At the start of my life, I never expected to be one of those people that has to face living with a disease. You never think it will happen to you. Puberty hit, and I noticed that my armpits starting becoming itchy and painful, and upon closer examination, lumps had begun forming. I had no idea what it was.
I went to my family care doctor, and he told me that it was just caused by not washing my skin properly. That I needed to change my showering habits. Changing that did nothing. I ended up having new nodules forming, and they were painful. I went to a dermatologist, and he officially diagnosed me with Hidradenitis Suppurativa (HS). HS, also known as acne inversa (though it is not acne at all), is described as a common, painful, debilitating, and chronic inflammatory skin disease...primarily occurring in the crease areas of the skin.

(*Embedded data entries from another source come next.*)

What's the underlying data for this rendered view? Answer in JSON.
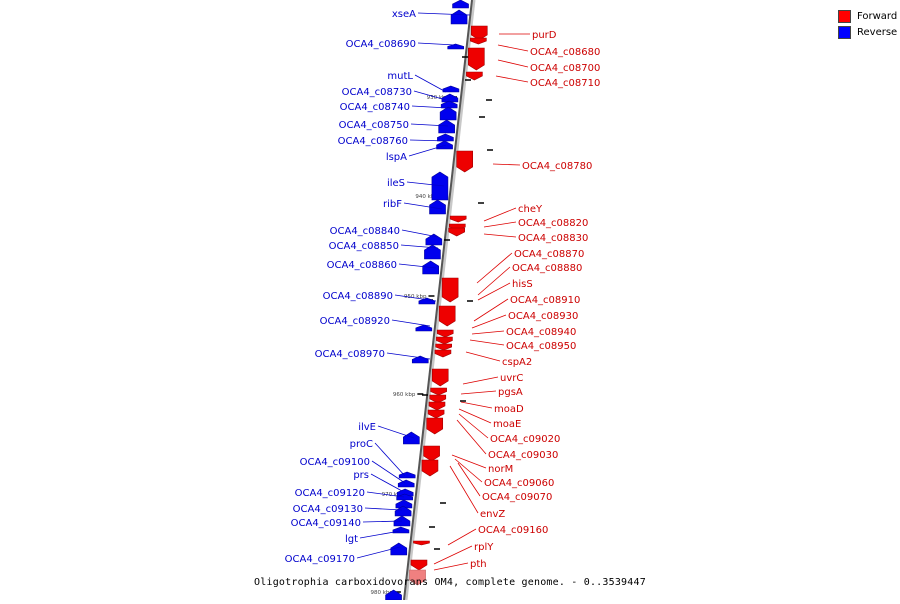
{
  "legend": {
    "forward_label": "Forward",
    "reverse_label": "Reverse",
    "forward_color": "#ff0000",
    "reverse_color": "#0000ff"
  },
  "caption": "Oligotrophia carboxidovorans OM4, complete genome. - 0..3539447",
  "scale_labels": [
    "930 kbp",
    "940 kbp",
    "950 kbp",
    "960 kbp",
    "970 kbp",
    "980 kbp"
  ],
  "reverse_genes": [
    "xseA",
    "OCA4_c08690",
    "mutL",
    "OCA4_c08730",
    "OCA4_c08740",
    "OCA4_c08750",
    "OCA4_c08760",
    "lspA",
    "ileS",
    "ribF",
    "OCA4_c08840",
    "OCA4_c08850",
    "OCA4_c08860",
    "OCA4_c08890",
    "OCA4_c08920",
    "OCA4_c08970",
    "ilvE",
    "proC",
    "OCA4_c09100",
    "prs",
    "OCA4_c09120",
    "OCA4_c09130",
    "OCA4_c09140",
    "lgt",
    "OCA4_c09170"
  ],
  "forward_genes": [
    "purD",
    "OCA4_c08680",
    "OCA4_c08700",
    "OCA4_c08710",
    "OCA4_c08780",
    "cheY",
    "OCA4_c08820",
    "OCA4_c08830",
    "OCA4_c08870",
    "OCA4_c08880",
    "hisS",
    "OCA4_c08910",
    "OCA4_c08930",
    "OCA4_c08940",
    "OCA4_c08950",
    "cspA2",
    "uvrC",
    "pgsA",
    "moaD",
    "moaE",
    "OCA4_c09020",
    "OCA4_c09030",
    "norM",
    "OCA4_c09060",
    "OCA4_c09070",
    "envZ",
    "OCA4_c09160",
    "rplY",
    "pth"
  ]
}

It is not contagious. There is no known cause. There is no known cure. There are multiple treatments that have been attempted on many people, including myself, but none of them seem to work. I have not included pictures of the condition as they can be graphic, but they do exist. There are multiple discussion group websites for people with the disease, where others can share what has worked for them. Some think that this is an auto-immune disease, some think that new nodules can be prevented from forming through diet, but nothing is confirmed.
I have found that I have to watch how much I eat potatoes and sweet potatoes, as I end up with a new one forming if I eat too much. It's hard to give them up, as they are some of my favorite foods, otherwise I would cut them out completely. There are some treatments that have worked for me, and I'm glad that I've discovered them, but they are no cure.

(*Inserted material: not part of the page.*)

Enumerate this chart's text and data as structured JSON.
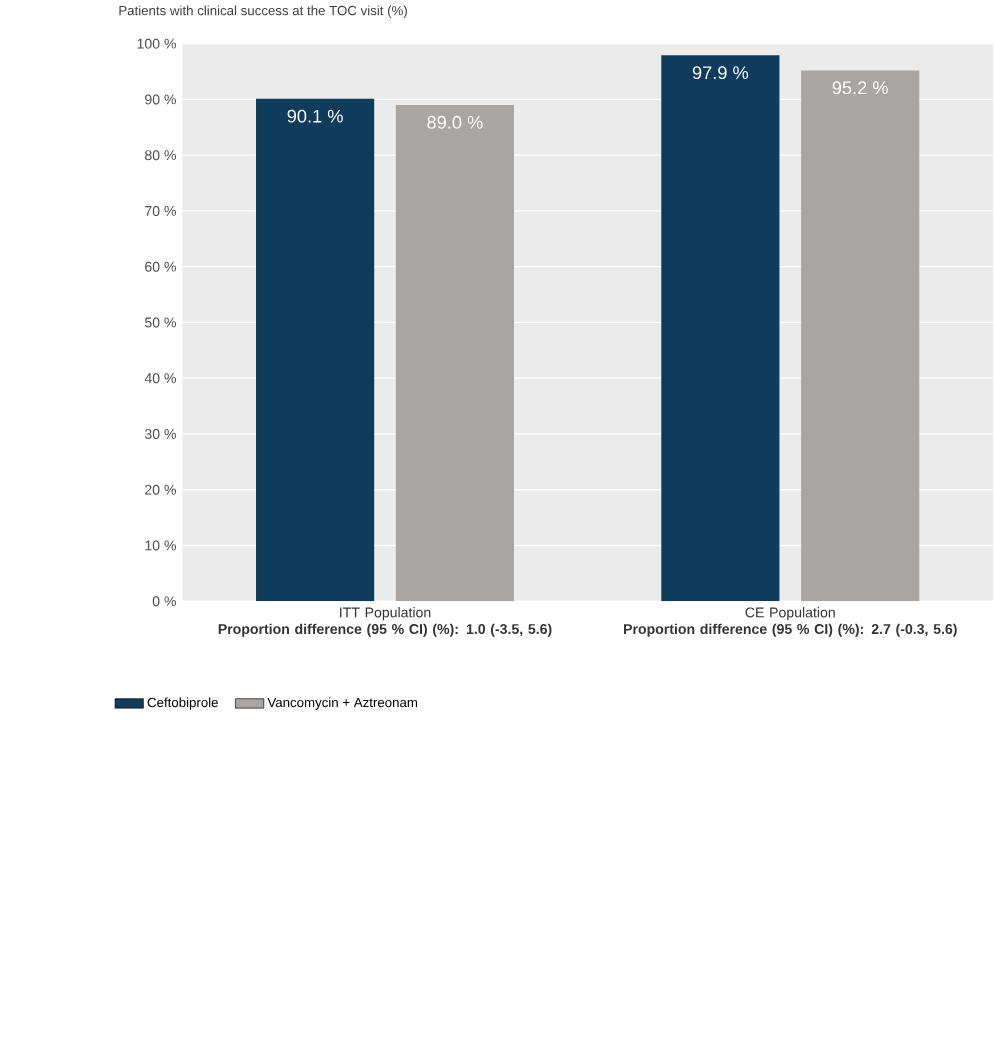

Living with this skin condition has affected my self-esteem greatly. Throughout high school, I never felt comfortable wearing a tank top, or anything that would show my armpits. It's only recently that I've become more comfortable wearing tops or dresses like that, but I'm still super aware of if I lift up my arms.
Changing or undressing in front of someone new is always an anxiety-inducing experience. I'm always nervous if they'll see or make some comment about my scars. They usually don't even notice unless I point them out. I've found that every person I've told about my condition, and have shown them my scars has been fully supportive. The few that I have told, I haven't told about the pain involved though.

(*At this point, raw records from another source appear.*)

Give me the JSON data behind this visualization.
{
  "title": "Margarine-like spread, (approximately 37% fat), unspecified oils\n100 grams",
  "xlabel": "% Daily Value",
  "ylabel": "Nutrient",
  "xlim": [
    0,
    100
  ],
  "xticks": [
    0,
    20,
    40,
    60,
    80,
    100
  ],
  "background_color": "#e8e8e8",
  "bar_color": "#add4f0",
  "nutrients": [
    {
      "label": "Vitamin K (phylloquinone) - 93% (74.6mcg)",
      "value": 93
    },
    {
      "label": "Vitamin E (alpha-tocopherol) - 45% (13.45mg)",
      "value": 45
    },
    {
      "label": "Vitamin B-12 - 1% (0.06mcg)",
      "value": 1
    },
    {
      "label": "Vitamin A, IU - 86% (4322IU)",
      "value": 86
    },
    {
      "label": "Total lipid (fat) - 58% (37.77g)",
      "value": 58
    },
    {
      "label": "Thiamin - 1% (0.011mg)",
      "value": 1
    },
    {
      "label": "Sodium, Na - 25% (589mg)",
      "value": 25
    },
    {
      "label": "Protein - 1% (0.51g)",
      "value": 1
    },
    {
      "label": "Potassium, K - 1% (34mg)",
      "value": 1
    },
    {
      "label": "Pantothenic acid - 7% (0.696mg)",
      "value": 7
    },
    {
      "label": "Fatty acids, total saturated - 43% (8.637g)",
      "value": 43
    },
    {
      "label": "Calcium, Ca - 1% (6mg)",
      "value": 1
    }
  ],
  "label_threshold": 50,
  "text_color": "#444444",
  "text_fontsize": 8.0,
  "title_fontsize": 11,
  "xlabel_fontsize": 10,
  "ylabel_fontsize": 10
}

The pain of a new lesion forming is the worst pain I've ever felt. It usually takes about a week for it to fully form, and during that time the pain is at least a 7 / 10 on a pain scale, if not greater. Whenever I feel a new one forming though, I have found that taking turmeric pills prevents it from becoming really big and keeps it down to only a few days. While one is forming, I can barely lift my arm. It pulls on the skin, and makes the pain even worse. Before I discovered the turmeric, I would end up laying in bed all day, unable to move sometimes because the pain would be so bad. Thankfully, I haven't had a big flare up in about a year and a half. I'm just dreading the day one comes again, because I know it will.
This disease has affected my life greatly. I am nowhere near as confident as I would like to be about my body because of it. But I'm getting better about it. I feel more comfortable going about in tank tops. I don't know if I'll ever feel fully comfortable about my scars, but they're a part of me and always will be. And I need to come to accept that.
I chose to tell people about my condition because it is extremely rare for someone to be open about this disease. I'm hoping maybe someone else who is scared to death that HS will take over their life can feel more comfortable knowing they are not alone.
My name is Caitlin Aschenbrenner and I have Hidradenitis Suppurativa. Yes, it's painful. Yes, it causes ugly scars. But I've learned how to live with it. And I'm tired of treating it like a dirty secret.